At the key to the heart of finding a reliable broker means seeking one that suits you and your individual trading style.
Prior to selecting a broker, here are a few questions you should consider whether you are making a decision about trading online or full-service.
1. What are the real commission rates?
The commonly advertised rates for traditional brokers may range anywhere from a non-existent fee of $0 to upwards of $40 per trade for online services and up to $100 (or 1-2% of the size of the trade) if you have decided to access a full service system. That is why is it of paramount importance to clearly look at the company’s advertised rate and what it specifically applies to. In the great majority of instances there will be a significantly greater fee for brokerage services due to different trading instruments vs. those using a “real live” broker available and accessible through the phone. Sadly, one of the more common facts people discover is that the commonly advertised commission rate may not be directly applicable to the trades you make.
Also, if you’re dealing with a full-service firm, remember their commission rate is negotiable depending on how much business you are running through your account. Negotiate hard and get the best rate you can. Brokerage is a cost of doing business and as such you should always look to lower your expenses.

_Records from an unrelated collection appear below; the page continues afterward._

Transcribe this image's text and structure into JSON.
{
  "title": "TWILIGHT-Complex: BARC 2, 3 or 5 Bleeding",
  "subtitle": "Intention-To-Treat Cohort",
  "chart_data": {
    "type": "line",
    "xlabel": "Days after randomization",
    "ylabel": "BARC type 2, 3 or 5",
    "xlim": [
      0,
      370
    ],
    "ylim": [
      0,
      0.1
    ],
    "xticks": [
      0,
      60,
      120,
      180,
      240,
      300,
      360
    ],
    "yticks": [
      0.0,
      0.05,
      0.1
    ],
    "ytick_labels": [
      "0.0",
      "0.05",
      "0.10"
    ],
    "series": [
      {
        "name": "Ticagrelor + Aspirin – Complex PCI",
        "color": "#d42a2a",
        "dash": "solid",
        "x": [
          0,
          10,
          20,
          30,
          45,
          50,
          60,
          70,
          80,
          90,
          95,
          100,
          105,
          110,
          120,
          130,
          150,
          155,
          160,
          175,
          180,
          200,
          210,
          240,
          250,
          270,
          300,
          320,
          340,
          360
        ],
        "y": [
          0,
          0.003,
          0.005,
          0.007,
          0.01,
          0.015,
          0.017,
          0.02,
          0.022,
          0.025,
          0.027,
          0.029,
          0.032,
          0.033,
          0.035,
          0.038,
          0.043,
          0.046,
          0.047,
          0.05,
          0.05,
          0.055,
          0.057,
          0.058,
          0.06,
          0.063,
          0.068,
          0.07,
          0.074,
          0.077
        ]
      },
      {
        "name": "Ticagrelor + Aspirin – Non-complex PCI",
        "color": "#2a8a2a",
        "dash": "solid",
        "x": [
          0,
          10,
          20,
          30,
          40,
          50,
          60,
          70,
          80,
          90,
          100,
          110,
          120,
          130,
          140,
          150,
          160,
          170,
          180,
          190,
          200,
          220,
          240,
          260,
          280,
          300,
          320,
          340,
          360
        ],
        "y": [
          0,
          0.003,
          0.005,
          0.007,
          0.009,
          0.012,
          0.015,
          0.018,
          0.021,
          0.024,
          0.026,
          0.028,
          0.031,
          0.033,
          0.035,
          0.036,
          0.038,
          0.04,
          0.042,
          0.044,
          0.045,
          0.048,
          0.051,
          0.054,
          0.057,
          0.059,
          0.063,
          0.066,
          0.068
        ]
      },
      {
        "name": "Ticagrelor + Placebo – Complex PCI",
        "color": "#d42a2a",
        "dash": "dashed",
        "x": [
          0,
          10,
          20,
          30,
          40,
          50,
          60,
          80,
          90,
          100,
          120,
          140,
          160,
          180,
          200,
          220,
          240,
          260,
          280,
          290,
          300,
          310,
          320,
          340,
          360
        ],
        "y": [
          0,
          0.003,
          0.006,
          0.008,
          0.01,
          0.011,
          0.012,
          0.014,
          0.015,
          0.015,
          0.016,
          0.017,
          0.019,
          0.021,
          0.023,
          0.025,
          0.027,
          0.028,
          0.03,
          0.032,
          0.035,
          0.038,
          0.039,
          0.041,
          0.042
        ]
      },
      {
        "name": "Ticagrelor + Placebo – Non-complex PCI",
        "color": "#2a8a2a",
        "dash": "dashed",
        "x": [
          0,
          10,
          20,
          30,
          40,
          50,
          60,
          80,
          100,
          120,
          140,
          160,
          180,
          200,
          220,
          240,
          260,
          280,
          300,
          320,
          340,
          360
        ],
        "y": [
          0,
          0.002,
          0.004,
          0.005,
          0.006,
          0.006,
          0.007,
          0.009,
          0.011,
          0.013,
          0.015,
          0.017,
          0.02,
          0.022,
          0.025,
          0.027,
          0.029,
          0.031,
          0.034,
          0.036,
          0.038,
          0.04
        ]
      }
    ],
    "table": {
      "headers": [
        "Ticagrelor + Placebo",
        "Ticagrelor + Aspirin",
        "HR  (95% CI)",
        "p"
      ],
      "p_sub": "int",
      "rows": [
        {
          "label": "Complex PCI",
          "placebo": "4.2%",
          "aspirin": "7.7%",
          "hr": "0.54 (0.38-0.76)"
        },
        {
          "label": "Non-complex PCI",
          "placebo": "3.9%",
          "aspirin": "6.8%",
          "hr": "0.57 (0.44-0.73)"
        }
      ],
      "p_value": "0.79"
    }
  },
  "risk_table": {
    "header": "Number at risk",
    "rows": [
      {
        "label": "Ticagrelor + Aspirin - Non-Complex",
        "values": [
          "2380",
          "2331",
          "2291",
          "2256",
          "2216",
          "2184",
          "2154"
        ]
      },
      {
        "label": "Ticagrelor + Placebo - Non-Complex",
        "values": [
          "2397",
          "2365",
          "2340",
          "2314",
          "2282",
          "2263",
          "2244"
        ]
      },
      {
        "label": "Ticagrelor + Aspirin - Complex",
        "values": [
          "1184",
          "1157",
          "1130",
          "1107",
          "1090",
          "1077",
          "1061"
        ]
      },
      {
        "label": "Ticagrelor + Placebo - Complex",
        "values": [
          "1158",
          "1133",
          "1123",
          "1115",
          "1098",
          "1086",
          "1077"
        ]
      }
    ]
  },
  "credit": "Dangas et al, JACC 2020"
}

2. Are there any other extra fees?
Many companies, both online and full-service, charge extra ‘hidden’ fees, that can add significant costs to each trade. Charges to be aware of include those for transferring funds (both in and out of your account), insurance, administration charges, late payment penalties and more. You really need to look at the company’s fine print or e-mail for more details.
3. Can a member trade in multiple markets and, if this is the case, what will the commissions be?

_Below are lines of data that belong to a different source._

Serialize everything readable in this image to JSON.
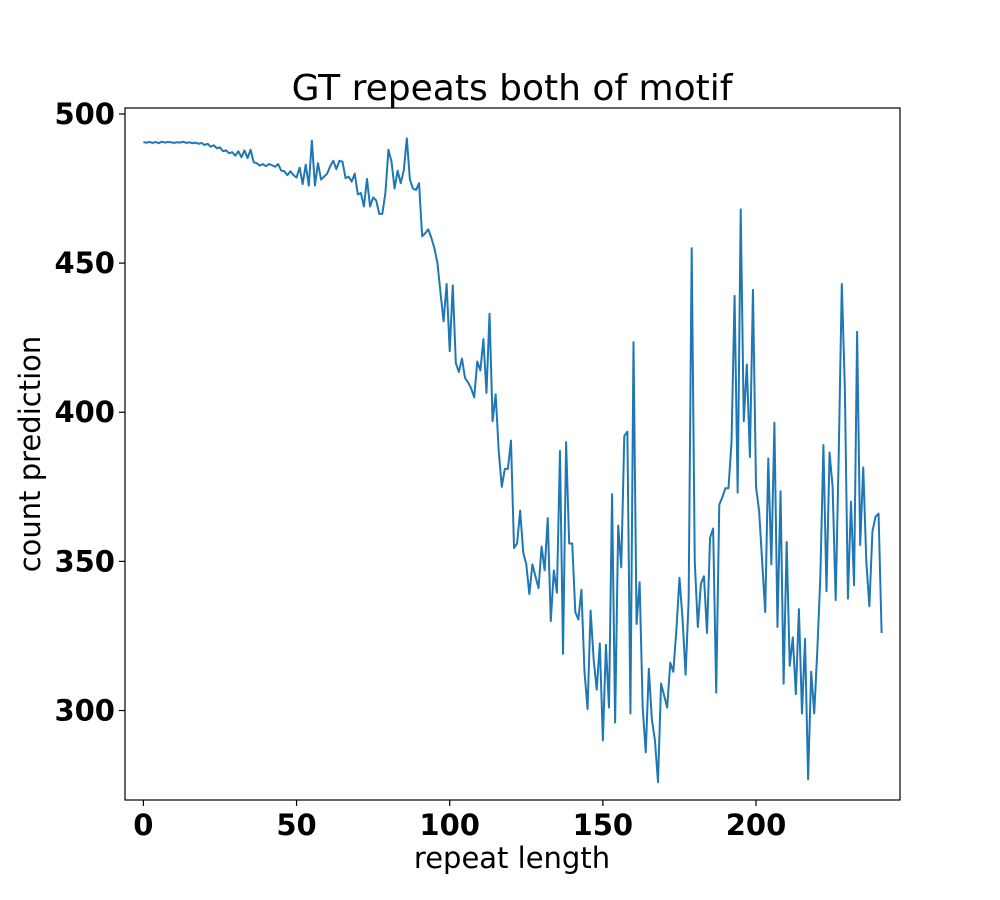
{
  "chart_data": {
    "type": "line",
    "title": "GT repeats both of motif",
    "xlabel": "repeat length",
    "ylabel": "count prediction",
    "xlim": [
      -6,
      247
    ],
    "ylim": [
      270,
      502
    ],
    "xticks": [
      0,
      50,
      100,
      150,
      200
    ],
    "yticks": [
      300,
      350,
      400,
      450,
      500
    ],
    "grid": false,
    "color": "#1f77b4",
    "series": [
      {
        "x_start": 0,
        "x_step": 1,
        "values": [
          490.5,
          490.4,
          490.6,
          490.3,
          490.6,
          490.2,
          490.7,
          490.4,
          490.6,
          490.5,
          490.3,
          490.5,
          490.4,
          490.7,
          490.3,
          490.5,
          490.2,
          490.4,
          490.0,
          490.3,
          489.6,
          490.0,
          489.0,
          489.5,
          488.5,
          488.8,
          487.5,
          487.8,
          486.8,
          487.2,
          486.0,
          487.5,
          485.5,
          487.8,
          485.2,
          488.0,
          483.8,
          483.5,
          482.7,
          483.2,
          482.5,
          483.2,
          482.8,
          482.3,
          483.2,
          481.0,
          480.8,
          479.5,
          480.8,
          479.5,
          478.7,
          482.0,
          476.5,
          483.0,
          476.0,
          491.0,
          476.0,
          483.5,
          478.0,
          479.0,
          480.0,
          482.5,
          484.3,
          481.5,
          484.3,
          484.0,
          478.5,
          479.0,
          477.3,
          480.0,
          473.0,
          473.5,
          469.0,
          478.2,
          469.0,
          472.0,
          471.0,
          466.5,
          466.5,
          473.5,
          488.0,
          484.0,
          475.0,
          481.0,
          476.8,
          481.0,
          491.8,
          478.0,
          475.0,
          474.5,
          476.8,
          459.0,
          460.0,
          461.3,
          458.5,
          455.0,
          450.0,
          440.0,
          430.5,
          443.0,
          420.5,
          442.5,
          416.5,
          413.5,
          418.0,
          411.5,
          410.0,
          408.0,
          405.0,
          417.0,
          414.0,
          424.5,
          406.5,
          433.0,
          397.0,
          406.0,
          387.0,
          375.0,
          381.0,
          381.0,
          390.5,
          354.5,
          356.0,
          367.0,
          353.0,
          349.0,
          339.0,
          349.0,
          345.0,
          341.0,
          355.0,
          347.0,
          364.5,
          330.0,
          347.0,
          339.5,
          387.0,
          319.0,
          390.0,
          356.0,
          356.0,
          333.0,
          330.5,
          340.5,
          313.0,
          300.5,
          333.5,
          317.0,
          307.0,
          322.5,
          290.0,
          322.0,
          301.0,
          372.5,
          296.0,
          362.0,
          348.0,
          392.0,
          393.5,
          299.0,
          423.5,
          329.0,
          343.0,
          301.0,
          286.0,
          314.0,
          297.0,
          290.0,
          276.0,
          309.0,
          305.0,
          301.0,
          316.0,
          313.0,
          327.0,
          344.5,
          331.0,
          312.0,
          337.0,
          455.0,
          350.0,
          328.0,
          342.5,
          345.0,
          326.0,
          358.0,
          361.0,
          306.0,
          369.0,
          371.5,
          374.5,
          374.5,
          390.0,
          439.0,
          373.0,
          468.0,
          397.0,
          416.0,
          385.0,
          441.0,
          375.0,
          367.0,
          350.0,
          333.0,
          384.5,
          349.0,
          396.5,
          328.0,
          373.5,
          309.0,
          356.5,
          315.0,
          324.5,
          305.5,
          334.0,
          299.0,
          324.0,
          277.0,
          313.0,
          299.0,
          320.0,
          345.0,
          389.0,
          340.0,
          386.5,
          375.0,
          337.0,
          386.0,
          443.0,
          408.0,
          337.5,
          370.0,
          342.0,
          427.0,
          355.5,
          381.5,
          350.0,
          335.0,
          360.0,
          365.0,
          366.0,
          326.0
        ]
      }
    ]
  }
}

As your trading progresses, you may decide to trade different markets. It’s easier to stick with the broker you have come to know and trust. Therefore, you really should plan ahead and choose a broker than can service your needs as you grow.

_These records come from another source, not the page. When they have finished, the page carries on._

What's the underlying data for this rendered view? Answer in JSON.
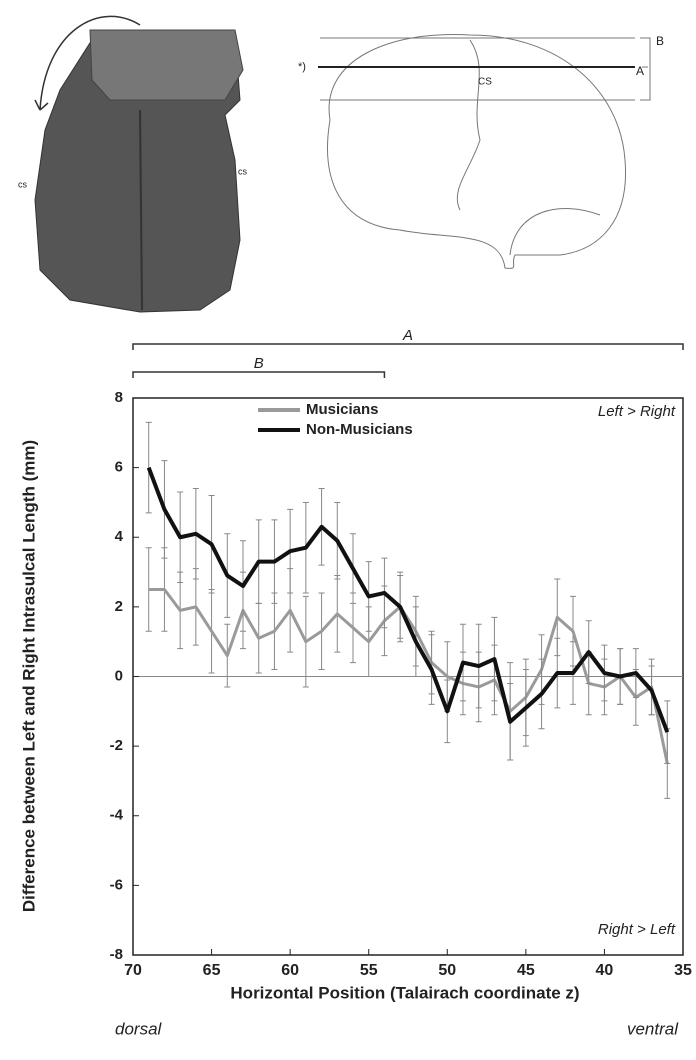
{
  "brain_labels": [
    "cs",
    "cs",
    "*)",
    "CS",
    "A",
    "B"
  ],
  "chart_data": {
    "type": "line",
    "ylabel": "Difference between Left and Right Intrasulcal Length (mm)",
    "xlabel": "Horizontal Position (Talairach coordinate z)",
    "annotations": [
      "Left > Right",
      "Right > Left",
      "dorsal",
      "ventral"
    ],
    "ranges": [
      {
        "label": "A",
        "x": [
          70,
          35
        ]
      },
      {
        "label": "B",
        "x": [
          70,
          54
        ]
      }
    ],
    "xlim": [
      70,
      35
    ],
    "ylim": [
      -8,
      8
    ],
    "xticks": [
      70,
      65,
      60,
      55,
      50,
      45,
      40,
      35
    ],
    "yticks": [
      -8,
      -6,
      -4,
      -2,
      0,
      2,
      4,
      6,
      8
    ],
    "x": [
      69,
      68,
      67,
      66,
      65,
      64,
      63,
      62,
      61,
      60,
      59,
      58,
      57,
      56,
      55,
      54,
      53,
      52,
      51,
      50,
      49,
      48,
      47,
      46,
      45,
      44,
      43,
      42,
      41,
      40,
      39,
      38,
      37,
      36
    ],
    "series": [
      {
        "name": "Musicians",
        "color": "#9a9a9a",
        "values": [
          2.5,
          2.5,
          1.9,
          2.0,
          1.3,
          0.6,
          1.9,
          1.1,
          1.3,
          1.9,
          1.0,
          1.3,
          1.8,
          1.4,
          1.0,
          1.6,
          2.0,
          1.3,
          0.4,
          0.0,
          -0.2,
          -0.3,
          -0.1,
          -1.0,
          -0.6,
          0.2,
          1.7,
          1.3,
          -0.2,
          -0.3,
          0.0,
          -0.6,
          -0.3,
          -2.5
        ],
        "errors": [
          1.2,
          1.2,
          1.1,
          1.1,
          1.2,
          0.9,
          1.1,
          1.0,
          1.1,
          1.2,
          1.3,
          1.1,
          1.1,
          1.0,
          1.0,
          1.0,
          1.0,
          1.0,
          0.9,
          1.0,
          0.9,
          1.0,
          1.0,
          1.4,
          1.1,
          1.0,
          1.1,
          1.0,
          0.9,
          0.8,
          0.8,
          0.8,
          0.8,
          1.0
        ]
      },
      {
        "name": "Non-Musicians",
        "color": "#111111",
        "values": [
          6.0,
          4.8,
          4.0,
          4.1,
          3.8,
          2.9,
          2.6,
          3.3,
          3.3,
          3.6,
          3.7,
          4.3,
          3.9,
          3.1,
          2.3,
          2.4,
          2.0,
          1.0,
          0.2,
          -1.0,
          0.4,
          0.3,
          0.5,
          -1.3,
          -0.9,
          -0.5,
          0.1,
          0.1,
          0.7,
          0.1,
          0.0,
          0.1,
          -0.4,
          -1.6
        ],
        "errors": [
          1.3,
          1.4,
          1.3,
          1.3,
          1.4,
          1.2,
          1.3,
          1.2,
          1.2,
          1.2,
          1.3,
          1.1,
          1.1,
          1.0,
          1.0,
          1.0,
          0.9,
          1.0,
          1.0,
          0.9,
          1.1,
          1.2,
          1.2,
          1.1,
          1.1,
          1.0,
          1.0,
          0.9,
          0.9,
          0.8,
          0.8,
          0.7,
          0.7,
          0.9
        ]
      }
    ]
  }
}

4. Will they pay you interest on the balance of uninvested cash in your account?
Some online and full-service brokers definitely do pay interest roughly in the 3-4% range.
5. Do you need to start with a large deposit?
Beware of high minimum balances required to open an account. While some companies have good rates, you may need $50,000 to start. It’s a lot of money to invest with a company you haven’t traded with before. Typically full-service firms will require more capital to start an account than a discount online service.
6. How reliable can the service be when it delivers services?
Speed and reliability of online trading is of utmost importance. I know of one client with a major online discount broker who watched as his account dropped by $10,000 because a system fault at his end meant he couldn’t log on for a whole morning! Which leads to another tip – ensure there is a backup way for you to place trades if needed.
With an online broker, always check to see that they offer Straight Through Processing which refers to trades placed in the market immediately after the are made. There are a select number of discount broker trades which have the ability to be placed manually.
On the flip side, a full-service broker will usually enter a trade as the request comes through over the phone.
7. Are any automatic features offered?
Always seek to examine the extras the company may put forth. Consider your options with these extras as they may end up complementing your trading style quite nicely. Conversely, if there are features that you will never use dismiss them since, well, you will never use them.
One excellent feature is that of automated stop losses. Such a feature will enable a trader to set a specified exit point with an automatically triggered function. Another aspect worth checking out is a contingent order which raises questions regarding whether or not one is allowed to place conditions that need to be met prior to an order being automatically placed? For example, if the share price breaks out from your specified buy point of $12, an automated buy trigger may be enacted.
The automated extras are commonly associated with online brokers, but it may be possible to find full-service brokers that make such offers as well.